With an interdisciplinary academic background and currently enrolled in a Master’s in GIScience and Remote Sensing Systems, Sara bridges the gap between humanities and technological innovation. As a scientific communication officer in the private sector, she embodies the cross-disciplinary core of the DronER team.
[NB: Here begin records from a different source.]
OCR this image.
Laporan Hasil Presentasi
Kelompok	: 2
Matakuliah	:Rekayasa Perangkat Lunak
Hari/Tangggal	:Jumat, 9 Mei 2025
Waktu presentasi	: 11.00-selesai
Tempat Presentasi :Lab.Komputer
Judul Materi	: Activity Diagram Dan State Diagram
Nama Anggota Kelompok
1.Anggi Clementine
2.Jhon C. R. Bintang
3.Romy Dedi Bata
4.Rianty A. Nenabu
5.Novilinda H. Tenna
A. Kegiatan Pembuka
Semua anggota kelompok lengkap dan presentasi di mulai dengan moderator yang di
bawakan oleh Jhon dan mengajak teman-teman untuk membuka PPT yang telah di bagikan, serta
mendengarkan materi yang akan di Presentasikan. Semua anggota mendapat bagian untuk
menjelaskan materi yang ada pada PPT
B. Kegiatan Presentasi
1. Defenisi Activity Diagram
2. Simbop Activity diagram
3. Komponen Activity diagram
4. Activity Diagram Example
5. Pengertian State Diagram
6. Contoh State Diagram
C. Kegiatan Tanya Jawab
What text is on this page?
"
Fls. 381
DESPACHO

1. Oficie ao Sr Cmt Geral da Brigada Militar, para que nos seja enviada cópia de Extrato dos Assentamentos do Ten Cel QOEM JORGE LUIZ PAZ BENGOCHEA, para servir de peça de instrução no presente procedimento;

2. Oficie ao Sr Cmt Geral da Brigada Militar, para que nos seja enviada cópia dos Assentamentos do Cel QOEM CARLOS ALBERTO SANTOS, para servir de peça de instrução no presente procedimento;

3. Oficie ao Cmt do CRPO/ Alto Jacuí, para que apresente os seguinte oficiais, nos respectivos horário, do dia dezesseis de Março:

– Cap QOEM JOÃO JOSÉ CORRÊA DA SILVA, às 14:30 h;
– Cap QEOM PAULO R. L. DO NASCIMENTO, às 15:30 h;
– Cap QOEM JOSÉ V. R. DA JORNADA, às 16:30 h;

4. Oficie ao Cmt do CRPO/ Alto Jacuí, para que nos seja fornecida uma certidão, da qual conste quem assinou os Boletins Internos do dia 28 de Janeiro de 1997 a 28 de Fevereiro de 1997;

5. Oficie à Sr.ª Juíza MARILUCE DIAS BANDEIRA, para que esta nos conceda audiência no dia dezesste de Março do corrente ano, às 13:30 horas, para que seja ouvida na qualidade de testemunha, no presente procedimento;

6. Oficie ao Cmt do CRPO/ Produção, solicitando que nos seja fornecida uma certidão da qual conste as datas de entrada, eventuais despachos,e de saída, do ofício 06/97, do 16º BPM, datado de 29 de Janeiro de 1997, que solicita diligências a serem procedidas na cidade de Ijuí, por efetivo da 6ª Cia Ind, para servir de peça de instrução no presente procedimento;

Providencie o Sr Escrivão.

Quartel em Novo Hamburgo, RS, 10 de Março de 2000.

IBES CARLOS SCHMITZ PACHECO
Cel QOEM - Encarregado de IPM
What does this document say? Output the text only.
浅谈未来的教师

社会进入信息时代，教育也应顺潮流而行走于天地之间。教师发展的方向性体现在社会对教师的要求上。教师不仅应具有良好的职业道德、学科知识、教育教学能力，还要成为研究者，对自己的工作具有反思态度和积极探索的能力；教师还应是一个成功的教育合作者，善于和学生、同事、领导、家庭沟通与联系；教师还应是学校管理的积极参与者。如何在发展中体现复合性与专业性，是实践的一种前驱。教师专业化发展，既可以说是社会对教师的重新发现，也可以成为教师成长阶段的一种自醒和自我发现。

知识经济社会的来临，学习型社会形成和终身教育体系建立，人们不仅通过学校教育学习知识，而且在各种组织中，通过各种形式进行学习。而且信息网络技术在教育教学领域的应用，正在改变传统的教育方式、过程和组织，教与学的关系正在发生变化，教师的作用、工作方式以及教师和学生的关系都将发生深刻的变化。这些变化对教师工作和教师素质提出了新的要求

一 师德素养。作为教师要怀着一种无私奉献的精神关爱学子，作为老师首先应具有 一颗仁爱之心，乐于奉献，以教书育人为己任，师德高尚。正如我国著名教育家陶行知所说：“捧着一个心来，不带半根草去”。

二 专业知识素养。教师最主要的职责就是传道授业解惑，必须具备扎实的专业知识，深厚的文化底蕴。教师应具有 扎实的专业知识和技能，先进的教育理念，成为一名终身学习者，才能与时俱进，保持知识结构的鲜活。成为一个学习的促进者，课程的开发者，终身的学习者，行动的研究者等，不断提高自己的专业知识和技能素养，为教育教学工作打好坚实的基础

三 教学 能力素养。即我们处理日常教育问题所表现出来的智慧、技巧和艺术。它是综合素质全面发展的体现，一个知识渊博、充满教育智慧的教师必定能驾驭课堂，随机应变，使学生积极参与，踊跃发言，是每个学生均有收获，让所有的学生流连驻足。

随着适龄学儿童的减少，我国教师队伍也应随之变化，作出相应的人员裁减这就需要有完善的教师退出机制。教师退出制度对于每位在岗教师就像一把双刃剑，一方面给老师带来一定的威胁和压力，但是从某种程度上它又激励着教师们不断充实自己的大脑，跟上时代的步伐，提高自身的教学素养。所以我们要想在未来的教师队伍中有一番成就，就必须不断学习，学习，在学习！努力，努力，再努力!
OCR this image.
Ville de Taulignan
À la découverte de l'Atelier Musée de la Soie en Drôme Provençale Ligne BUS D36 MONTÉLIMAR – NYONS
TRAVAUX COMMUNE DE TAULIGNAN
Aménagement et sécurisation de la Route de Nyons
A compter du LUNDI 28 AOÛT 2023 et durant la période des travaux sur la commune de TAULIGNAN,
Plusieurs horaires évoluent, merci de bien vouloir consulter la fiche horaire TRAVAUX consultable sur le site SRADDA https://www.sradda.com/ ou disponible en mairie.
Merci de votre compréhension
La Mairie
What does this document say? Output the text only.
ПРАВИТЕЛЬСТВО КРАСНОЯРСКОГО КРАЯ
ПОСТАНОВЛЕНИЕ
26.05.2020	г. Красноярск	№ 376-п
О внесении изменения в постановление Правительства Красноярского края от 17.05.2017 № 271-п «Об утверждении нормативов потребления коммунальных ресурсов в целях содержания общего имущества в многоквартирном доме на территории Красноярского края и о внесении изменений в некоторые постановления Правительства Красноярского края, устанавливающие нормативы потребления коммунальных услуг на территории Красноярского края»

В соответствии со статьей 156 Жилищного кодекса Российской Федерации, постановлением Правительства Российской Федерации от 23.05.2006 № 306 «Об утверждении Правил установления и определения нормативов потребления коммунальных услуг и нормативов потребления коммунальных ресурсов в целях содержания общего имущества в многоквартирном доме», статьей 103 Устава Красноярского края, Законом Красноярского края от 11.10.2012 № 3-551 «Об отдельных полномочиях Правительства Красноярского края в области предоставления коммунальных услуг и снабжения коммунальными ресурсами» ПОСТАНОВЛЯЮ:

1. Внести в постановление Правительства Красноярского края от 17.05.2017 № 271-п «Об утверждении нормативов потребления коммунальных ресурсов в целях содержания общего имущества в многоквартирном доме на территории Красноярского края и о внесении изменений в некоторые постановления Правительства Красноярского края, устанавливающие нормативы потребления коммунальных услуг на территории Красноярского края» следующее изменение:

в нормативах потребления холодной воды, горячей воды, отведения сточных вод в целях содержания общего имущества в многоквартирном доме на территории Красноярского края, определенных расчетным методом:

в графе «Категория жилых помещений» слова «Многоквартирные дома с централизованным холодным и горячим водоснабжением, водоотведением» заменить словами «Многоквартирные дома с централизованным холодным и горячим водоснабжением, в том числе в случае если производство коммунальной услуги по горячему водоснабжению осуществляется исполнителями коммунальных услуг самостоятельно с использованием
She played a crucial role in developing the business model, combining technical-scientific insight with narrative skills to turn innovation into applied value — making DronER ready for real-world deployment.

5. References & Case Studies 

5.1 References

• Schierbeck, Sofia et al., Drone delivery of automated external defibrillators compared with ambulance arrival in real-life suspected out-of-hospital cardiac arrests: a prospective observational study in Sweden, The Lancet Digital Health, Volume 5, Issue 12, e862 - e871;     

• Claesson A, Bäckman A, Ringh M, Svensson L, Nordberg P, Djärv T, Hollenberg J., Time to Delivery of an Automated External Defibrillator Using a Drone for Simulated Out-of-Hospital Cardiac Arrests vs Emergency Medical Services, JAMA. 2017 Jun 13;317(22):2332-2334;     

• Amukele T, Ness PM, Tobian AA, Boyd J, Street J., Drone transportation of blood products, Transfusion. 2017 Mar;57(3):582-588;     

• Otto A, Agatz N, Campbell J, Golden B, Pesch E., Optimization approaches for civil applications of unmanned aerial vehicles (UAVs) or aerial drones: A survey, Networks. 2018;72:411–458.     

• Parvathi S.,  Prathilothamai M, Drone Design for First Aid Kit Delivery in Emergency Situation | UPDWG  6th International Conference on Advanced Computing & Communication Systems (ICACCS), pp. 215-220, 2020.

5.2 Case Studies

• Pulse X: an innovation-driven company focused on designing and manufacturing high-performance drones for diverse applications, ranging from emergency response to industrial inspection;

• Everdrone: a Swedish company specializing in autonomous drone operations for emergency medical services. Known for its collaboration with health authorities to deliver automated external defibrillators (AEDs) directly to cardiac arrest scenes, reducing response times in critical situations;     

• Zipline: launched in Rwanda in 2016 to deliver blood and medical supplies, Zipline has since evolved into a global drone logistics company. It now operates in multiple sectors, including food, retail, agriculture, and veterinary health, demonstrating the scalability and versatility of drone-based delivery systems.